La madre de uno de los jóvenes que cruzó los Andes en silla adaptada: “Nada de esto sería posible en solitario”
Pedro y Mario se convirtieron en los primeros participantes en silla adaptada en completar El Cruce Saucony, una de las carreras de montaña más exigentes del mundo
Eva, madre de Pedro, relata los miedos previos, la dureza del recorrido y la emoción de cruzar la meta tras casi 100 kilómetros por los Andes patagónicos
Tras terminar, el equipo donó las sillas utilizadas en la prueba para facilitar el acceso a la montaña a otras personas con discapacidad
Por primera vez en la historia de El Cruce Saucony, la mayor carrera de trail running por etapas del mundo, dos personas con parálisis cerebral, Pedro de 22 años y Mario de 12, lograron completar cerca de 100 kilómetros por los Andes argentinos en sillas adaptadas, acompañados por el equipo gallego Empujando Sonrisas. Detrás de la hazaña, además del esfuerzo deportivo, hay una historia de familias, miedos, decisiones difíciles y un mensaje claro: la inclusión no es solo visibilidad, son recursos y herramientas.
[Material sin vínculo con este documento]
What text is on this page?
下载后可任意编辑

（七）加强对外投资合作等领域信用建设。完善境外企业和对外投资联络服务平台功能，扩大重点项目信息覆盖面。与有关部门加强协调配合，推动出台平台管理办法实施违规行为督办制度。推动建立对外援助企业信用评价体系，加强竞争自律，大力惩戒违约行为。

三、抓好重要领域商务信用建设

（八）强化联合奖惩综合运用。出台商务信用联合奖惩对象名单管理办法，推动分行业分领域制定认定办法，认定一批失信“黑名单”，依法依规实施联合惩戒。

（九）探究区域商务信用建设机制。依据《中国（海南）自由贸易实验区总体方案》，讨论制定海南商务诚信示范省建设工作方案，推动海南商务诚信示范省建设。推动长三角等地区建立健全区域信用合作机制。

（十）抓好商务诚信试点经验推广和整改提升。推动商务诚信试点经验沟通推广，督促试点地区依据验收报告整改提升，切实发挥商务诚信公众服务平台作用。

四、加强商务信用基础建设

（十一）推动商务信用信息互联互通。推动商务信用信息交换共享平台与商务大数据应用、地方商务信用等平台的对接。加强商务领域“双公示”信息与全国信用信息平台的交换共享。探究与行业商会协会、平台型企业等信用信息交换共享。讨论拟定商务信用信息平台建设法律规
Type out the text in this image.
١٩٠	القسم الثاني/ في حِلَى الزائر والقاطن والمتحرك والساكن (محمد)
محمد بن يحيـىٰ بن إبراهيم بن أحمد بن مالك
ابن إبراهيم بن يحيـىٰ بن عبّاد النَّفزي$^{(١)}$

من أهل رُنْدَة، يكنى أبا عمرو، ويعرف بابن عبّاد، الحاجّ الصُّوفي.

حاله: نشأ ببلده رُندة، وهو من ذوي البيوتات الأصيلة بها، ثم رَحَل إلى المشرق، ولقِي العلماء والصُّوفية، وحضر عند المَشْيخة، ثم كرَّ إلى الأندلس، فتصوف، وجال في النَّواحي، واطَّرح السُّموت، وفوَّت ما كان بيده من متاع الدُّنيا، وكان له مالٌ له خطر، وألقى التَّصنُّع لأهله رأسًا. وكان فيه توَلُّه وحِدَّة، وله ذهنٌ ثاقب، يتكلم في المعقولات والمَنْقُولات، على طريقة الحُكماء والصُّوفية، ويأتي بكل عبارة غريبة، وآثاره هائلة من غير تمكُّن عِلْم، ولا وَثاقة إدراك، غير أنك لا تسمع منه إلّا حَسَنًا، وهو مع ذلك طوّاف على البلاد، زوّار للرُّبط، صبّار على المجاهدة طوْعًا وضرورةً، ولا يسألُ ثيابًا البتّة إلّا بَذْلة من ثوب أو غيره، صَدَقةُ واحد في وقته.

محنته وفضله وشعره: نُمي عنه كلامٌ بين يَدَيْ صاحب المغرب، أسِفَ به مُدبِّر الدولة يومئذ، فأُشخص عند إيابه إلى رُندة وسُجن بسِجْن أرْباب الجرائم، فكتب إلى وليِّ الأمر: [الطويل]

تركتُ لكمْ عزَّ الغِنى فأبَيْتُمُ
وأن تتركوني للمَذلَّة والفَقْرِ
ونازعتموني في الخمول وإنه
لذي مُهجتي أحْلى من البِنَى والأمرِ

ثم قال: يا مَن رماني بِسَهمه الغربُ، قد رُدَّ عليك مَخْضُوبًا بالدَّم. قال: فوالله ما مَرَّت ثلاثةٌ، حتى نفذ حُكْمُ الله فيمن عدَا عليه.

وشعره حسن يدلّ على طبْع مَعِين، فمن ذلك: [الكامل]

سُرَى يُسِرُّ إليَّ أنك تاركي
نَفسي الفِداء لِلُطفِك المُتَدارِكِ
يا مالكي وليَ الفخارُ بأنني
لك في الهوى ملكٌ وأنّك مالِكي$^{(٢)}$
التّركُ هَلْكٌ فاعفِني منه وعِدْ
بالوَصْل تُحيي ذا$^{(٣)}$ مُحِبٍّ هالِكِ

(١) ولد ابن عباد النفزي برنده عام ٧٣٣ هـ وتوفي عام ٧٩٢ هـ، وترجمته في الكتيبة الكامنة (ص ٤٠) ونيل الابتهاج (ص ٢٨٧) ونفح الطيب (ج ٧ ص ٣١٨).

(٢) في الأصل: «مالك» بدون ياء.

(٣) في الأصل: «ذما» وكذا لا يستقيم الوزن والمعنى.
Eva, madre de Pedro, reconoce que la propuesta inicial le pareció “una auténtica locura”. La idea partió de José Luis, padre de Mario, pero no fue hasta que vio vídeos de la prueba y recibió un proyecto formal cuando comprendió que el reto iba en serio. “Ahí tragué saliva. Me di cuenta de que esto era real, muy grande y con una logística enorme”, explica.
El miedo de una madre ante un reto sin precedentes
Antes del inicio de la carrera, los temores fueron inevitables. Eva confiesa que sus mayores miedos tenían que ver con la seguridad, la salud y el bienestar de su hijo durante tantas horas en la montaña. “Los cambios bruscos de temperatura, la postura en la silla, la alimentación… Pasé horas estudiando mapas para encontrar puntos donde verlo y comprobar que estaba bien”, relata.
Aun así, la confianza en el equipo fue clave. Eva afirma que desde el primer momento sintió que Pedro estaría acompañado y cuidado. “Sabía que no iba a estar solo ni un segundo”, señala.
Más allá del miedo, hubo una motivación profunda: ser referentes. Eva recuerda que durante años buscó ejemplos para demostrar que su hijo podía practicar deporte. “Recibí muchos ‘no’ cuando intentaba apuntarlo a actividades deportivas. Por eso ser los primeros en hacer esta carrera tenía sentido: para que otros vengan detrás”.
Una llegada a meta imposible de describir
Eva participó en la tercera y última etapa de la prueba, un momento que define como la experiencia más emocionante de su vida. “Empecé a llorar en el kilómetro cinco y no paré hasta el treinta”, confiesa. No fue solo la dureza del recorrido, sino lo que representaba.
Describe con emoción el esfuerzo de las quince personas que empujaban la silla de su hijo. “Ver a gente adulta dejándose la piel, sin recibir nada a cambio, por tu hijo… eso no se puede pagar”, afirma. Para Eva, ese fue el mayor aprendizaje: la fuerza de lo colectivo. “Pedro fue capaz de unir a 15 personas hacia un mismo objetivo. Eso es maravilloso”.
Más allá del deporte: inclusión real y recursos
Eva insiste en que el foco no debe ponerse únicamente en la discapacidad. “La discapacidad ya se ve. Lo que hay que visibilizar son las herramientas necesarias para que la inclusión sea real”, subraya.
Un ejemplo claro es el coste del material. La silla adaptada de Pedro cuesta 5.000 euros, una cifra inaccesible para muchas familias. Por eso, la decisión de donar las sillas utilizadas en la carrera fue tan simbólica como reivindicativa. “Queríamos dejar la herramienta para que otros pudieran hacerlo”, explica.
La silla de Pedro fue donada a una asociación de montaña en Argentina y, al día siguiente, permitió que una mujer con esclerosis múltiple volviera a subir a la montaña tras años sin poder hacerlo. La segunda silla, la de Mario, fue entregada a Alejo, un niño con parálisis cerebral que corría con una estructura artesanal que nada tenía que ver. “Ver el brillo en sus ojos nos llenó de orgullo”, recuerda Eva.
Un mensaje que cruza fronteras
Regresaron de los Andes sin silla, pero con una certeza: juntos se llega más lejos. Recuerda palabras que escuchó en el pasado, cuando le dijeron que su hijo “no llegaría a nada”. Hoy, Pedro ha alcanzado casi 2.000 metros de altitud en una de las pruebas más duras del mundo.
“Nunca me he sentido tan acompañada ni tan llena de cariño”, concluye. Y deja un mensaje claro para la sociedad: romper barreras es posible, pero requiere compromiso, recursos y voluntad colectiva.